Ryan was amazed that her anecdote provoked anger – she was fond of the guy! She also wanted to go home early. But it cracked open something larger: a deliberate rigidity around sex, a sense that the cost of the #MeToo movement was performed purity. “I’ve always found this interesting, in debates about sex, permission and abuse, the people who don’t understand the nuance of it. Therefore if this is abuse, why isn’t that abuse?” She references the linking of certain remarks to lyrics in popular music. “Some individuals said: ‘Well, how’s that distinct?’ I thought: ‘How is it comparable?’”

She would not have relocated to London in 2008 had it not been for her romantic interest. “Everyone said: ‘Don’t go to London, they have pests there.’ And I hated it, because I was immediately struggling.”

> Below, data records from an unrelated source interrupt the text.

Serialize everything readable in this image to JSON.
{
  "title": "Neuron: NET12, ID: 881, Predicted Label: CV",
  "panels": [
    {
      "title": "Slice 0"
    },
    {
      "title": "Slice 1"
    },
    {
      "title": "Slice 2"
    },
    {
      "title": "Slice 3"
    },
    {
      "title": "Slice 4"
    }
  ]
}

‘I felt confident I had comedy’

She got a job in business, was found to have a chronic illness, which can sometimes make it challenging to get pregnant, and at 23, made the decision to try to have a baby. “When you’re first informed about something – I was quite unwell at the time – you go to the worst-case scenario. My rationale with my boyfriend was, we’ve had so many issues, if we are still together by now, we never will. Now I see how extended life is, and how many things can alter. But at 23, I was unaware.” She was able to get pregnant and had Violet.

The next bit sounds as high-pressure as a tense comedy film. While on maternity leave, she would take care of Violet in the day and try to enter comedy in the evening, taking her daughter with her. She was aware from her sales job that she had no problem persuading others, and she had faith in her fast thinking from her time at Hooters; more than that, she says plainly, “I knew I had jokes.” The whole scene was permeated with discrimination – she won a notable comedy award in 2008, just over a year after she’d started performing, a prize that was created in the context of a persistent debate about whether women could be funny

Timothy Green
Timothy Green

A tech enthusiast and software developer with a passion for sharing knowledge and exploring emerging technologies.